Harding University has announced its spring 2016 events for the American Studies Institute Distinguished Lecture Series.

The series will include a panel discussion titled “Exploring Race Relations: An Honest Conversation” on Tuesday, Feb. 9, and David Barton, founder and president of WallBuilders, who will speak Thursday, April 7.  

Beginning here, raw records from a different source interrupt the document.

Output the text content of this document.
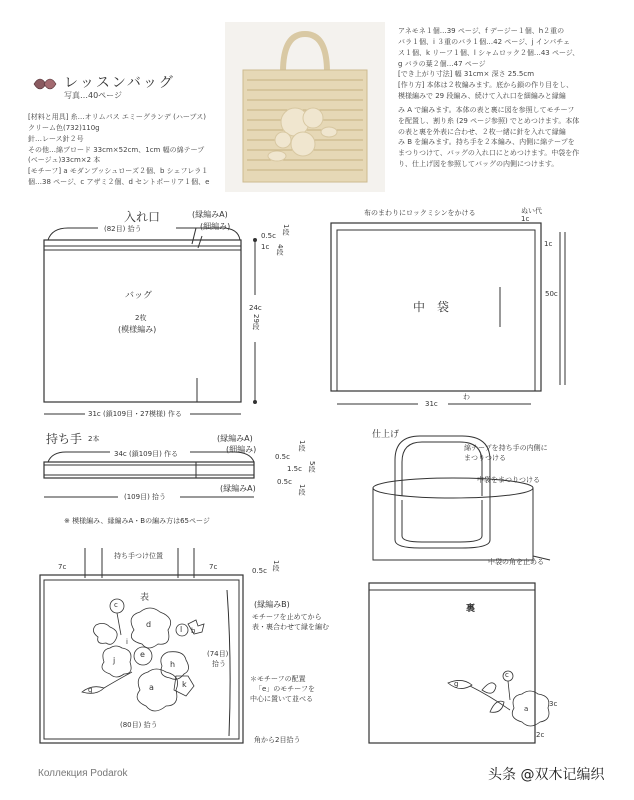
レッスンバッグ
写真…40ページ
[材料と用具] 糸…オリムパス エミーグランデ (ハーブス)
クリーム色(732)110g
針…レース針２号
その他…綿ブロード 33cm×52cm、1cm 幅の綿テープ
(ベージュ)33cm×2 本
[モチーフ] a モダンブッシュローズ２個、b シェフレラ１
個…38 ページ、c アザミ２個、d セントポーリア１個、e
アネモネ１個…39 ページ、f デージー１個、h２重の
バラ１個、i ３重のバラ１個…42 ページ、j インパチェ
ス１個、k リーフ１個、l シャムロック２個…43 ページ、
g バラの葉２個…47 ページ
[でき上がり寸法] 幅 31cm× 深さ 25.5cm
[作り方] 本体は２枚編みます。底から鎖の作り目をし、
模様編みで 29 段編み、続けて入れ口を細編みと縁編
み A で編みます。本体の表と裏に図を参照してモチーフ
を配置し、割り糸 (29 ページ参照) でとめつけます。本体
の表と裏を外表に合わせ、２枚一緒に針を入れて縁編
み B を編みます。持ち手を２本編み、内側に綿テープを
まつりつけて、バッグの入れ口にとめつけます。中袋を作
り、仕上げ図を参照してバッグの内側につけます。
入れ口
(82目) 拾う
(縁編みA)
(細編み)
0.5c
1c
1段
4段
バッグ
2枚
(模様編み)
24c
29段
31c (鎖109目・27模様) 作る
布のまわりにロックミシンをかける	ぬい代
1c
1c
中　袋
50c
わ
31c
持ち手 2本
34c (鎖109目) 作る
(縁編みA)
(細編み)
(縁編みA)
(109目) 拾う
0.5c
1.5c
0.5c
1段
5段
1段
※ 模様編み、縁編みA・Bの編み方は65ページ
仕上げ
綿テープを持ち手の内側に
まつりつける
中袋をまつりつける
中袋の角を止める
持ち手つけ位置
7c	7c	0.5c 1段
表
(縁編みB)
モチーフを止めてから
表・裏合わせて縁を編む
(74目)
拾う
＊モチーフの配置
「e」のモチーフを
中心に置いて並べる
(80目) 拾う
角から2目拾う
c
d
l b
j
e
h
i
a	k
g
裏
g
c
a
3c
2c
Коллекция Podarok	头条 @双木记编织
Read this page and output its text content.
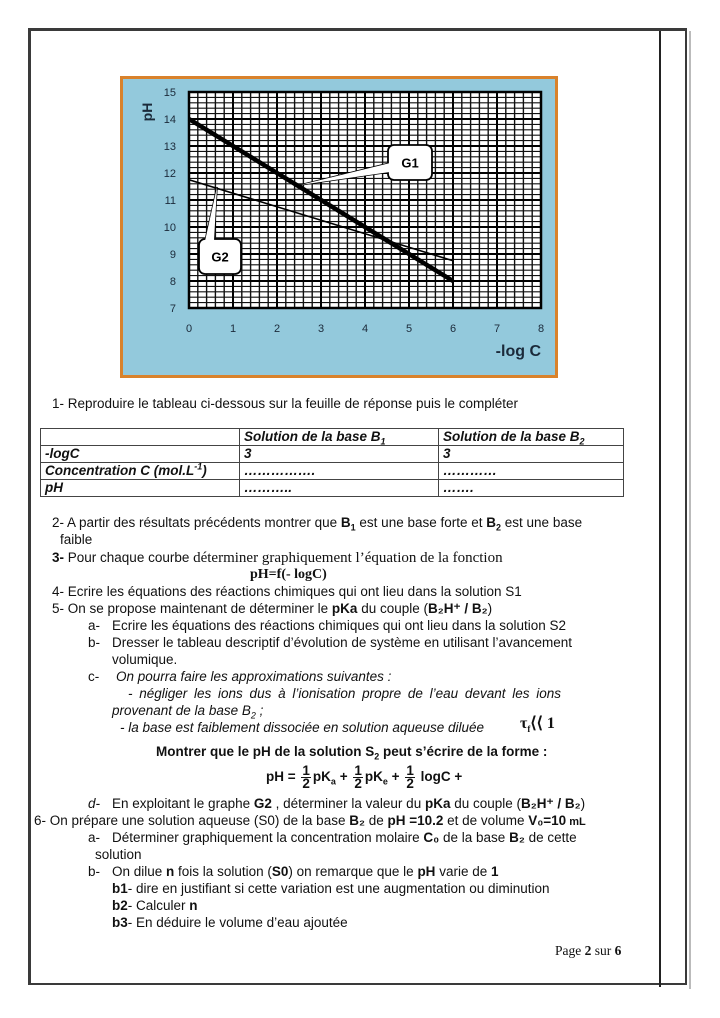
0	1	2	3	4	5	6	7	8
7
8
9
10
11
12
13
14
15
-log C
pH
G1
G2
1- Reproduire le tableau ci-dessous sur la feuille de réponse puis le compléter
	Solution de la base $B_1$	Solution de la base $B_2$
-logC	3	3
Concentration C $(mol.L^{-1})$	…………….	…………
pH	………..	…….
2- A partir des résultats précédents montrer que $B_1$ est une base forte et $B_2$ est une base
faible
3- Pour chaque courbe déterminer graphiquement l’équation de la fonction
pH=f(- logC)
4- Ecrire les équations des réactions chimiques qui ont lieu dans la solution S1
5- On se propose maintenant de déterminer le pKa du couple (B₂H⁺ / B₂)
a- Ecrire les équations des réactions chimiques qui ont lieu dans la solution S2
b- Dresser le tableau descriptif d’évolution de système en utilisant l’avancement
volumique.
c- On pourra faire les approximations suivantes :
- négliger les ions dus à l’ionisation propre de l’eau devant les ions
provenant de la base $B_2$ ;
- la base est faiblement dissociée en solution aqueuse diluée $\tau_f⟨⟨$ 1
Montrer que le pH de la solution $S_2$ peut s’écrire de la forme :
pH = $\frac{1}{2} pK_a + \frac{1}{2} pK_e + \frac{1}{2}$ logC +
d- En exploitant le graphe G2 , déterminer la valeur du pKa du couple (B₂H⁺ / B₂)
6- On prépare une solution aqueuse (S0) de la base B₂ de pH =10.2 et de volume V₀=10 mL
a- Déterminer graphiquement la concentration molaire C₀ de la base B₂ de cette
solution
b- On dilue n fois la solution (S0) on remarque que le pH varie de 1
b1- dire en justifiant si cette variation est une augmentation ou diminution
b2- Calculer n
b3- En déduire le volume d’eau ajoutée
Page 2 sur 6
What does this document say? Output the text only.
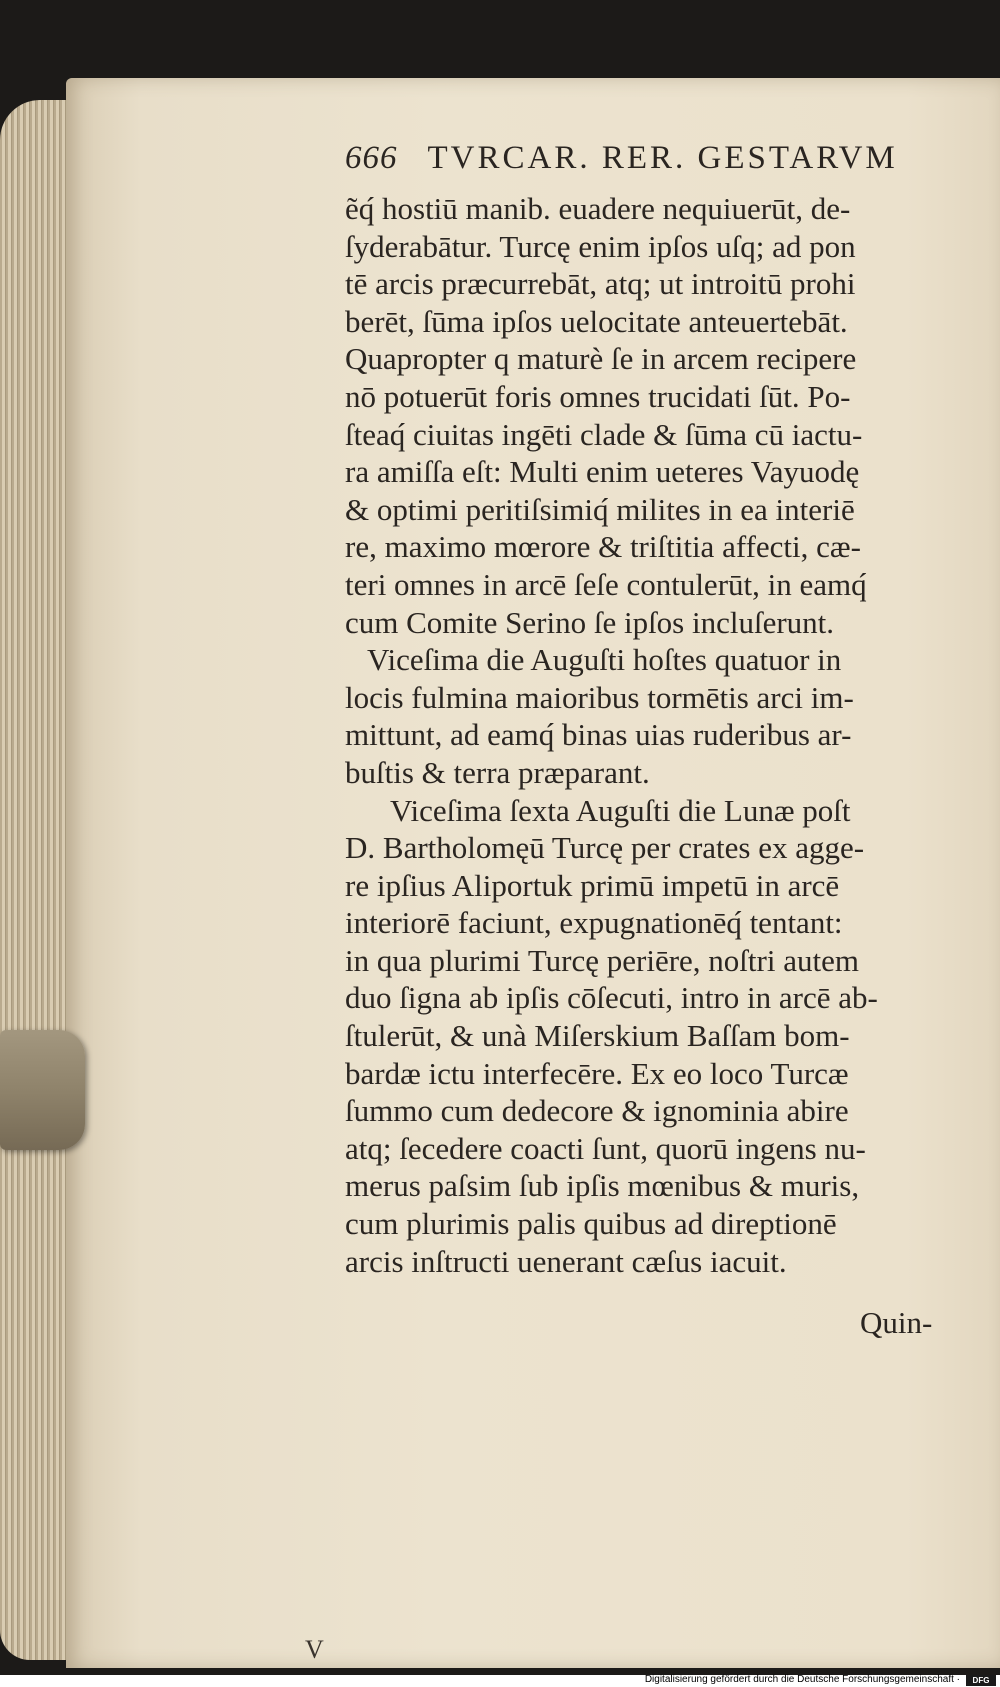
666 TVRCAR. RER. GESTARVM
ẽq́ hostiū manib. euadere nequiuerūt, de-
ſyderabātur. Turcę enim ipſos uſq; ad pon
tē arcis præcurrebāt, atq; ut introitū prohi
berēt, ſūma ipſos uelocitate anteuertebāt.
Quapropter q maturè ſe in arcem recipere
nō potuerūt foris omnes trucidati ſūt. Po-
ſteaq́ ciuitas ingēti clade & ſūma cū iactu-
ra amiſſa eſt: Multi enim ueteres Vayuodę
& optimi peritiſsimiq́ milites in ea interiē
re, maximo mœrore & triſtitia affecti, cæ-
teri omnes in arcē ſeſe contulerūt, in eamq́
cum Comite Serino ſe ipſos incluſerunt.
Viceſima die Auguſti hoſtes quatuor in
locis fulmina maioribus tormētis arci im-
mittunt, ad eamq́ binas uias ruderibus ar-
buſtis & terra præparant.
Viceſima ſexta Auguſti die Lunæ poſt
D. Bartholomęū Turcę per crates ex agge-
re ipſius Aliportuk primū impetū in arcē
interiorē faciunt, expugnationēq́ tentant:
in qua plurimi Turcę periēre, noſtri autem
duo ſigna ab ipſis cōſecuti, intro in arcē ab-
ſtulerūt, & unà Miſerskium Baſſam bom-
bardæ ictu interfecēre. Ex eo loco Turcæ
ſummo cum dedecore & ignominia abire
atq; ſecedere coacti ſunt, quorū ingens nu-
merus paſsim ſub ipſis mœnibus & muris,
cum plurimis palis quibus ad direptionē
arcis inſtructi uenerant cæſus iacuit.
Quin-
V
Digitalisierung gefördert durch die Deutsche Forschungsgemeinschaft ·	DFG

The panel will feature Fred Gray, former attorney for Dr. Martin Luther King Jr. and Rosa Parks; Anastasia Pittman, Oklahoma state senator; Howard Wright, 1968 alumnus and member of the Harding University board of trustees; and Elijah Anthony, 1968 University alumnus and preacher. The discussion will be moderated by Harding President Bruce McLarty.

Fred Gray.

Gray’s legal career spans more than 60 years beginning in 1954. In his first civil rights case, he represented Claudette Colvin, a 15-year-old African-American high school student who refused to give up her seat on a city bus in Montgomery, Ala., in March 1955. In December 1955, he represented Parks, who was arrested because she refused to give up her seat on a bus, igniting the Montgomery Bus Boycott. He was also Dr. King’s first civil rights attorney.

Pittman, an Oklahoma senator in District 48, currently serves as chair of the Oklahoma Legislative Black Caucus, senate democratic whip, co-chair of the Oklahoma Native American Caucus, National Black Caucus of State Legislators Housing vice chair, National Caucus of Native American Legislators Education chair and Health vice chair and National Foundation of Women Legislators state director.

Howard Wright.

Wright is senior minister at Camp Creek Church of Christ in Atlanta and is a clinical family therapist and licensed clinical social worker. He was also one of the first two African-Americans to receive an undergraduate degree from Harding in 1968.

Elijah Anthony.

Anthony, also a 1968 alumnus and one of the first two African-Americans to receive an undergraduate degree from Harding, is the pulpit minister of the Roosevelt City Church of Christ in Birmingham, Ala., where he has served for 15 years.

Barton worked as an educator and school administrator for eight years before founding WallBuilders, a national pro-family organization that distributes historical, legal and statistical information and helps citizens become active in their local schools and communities.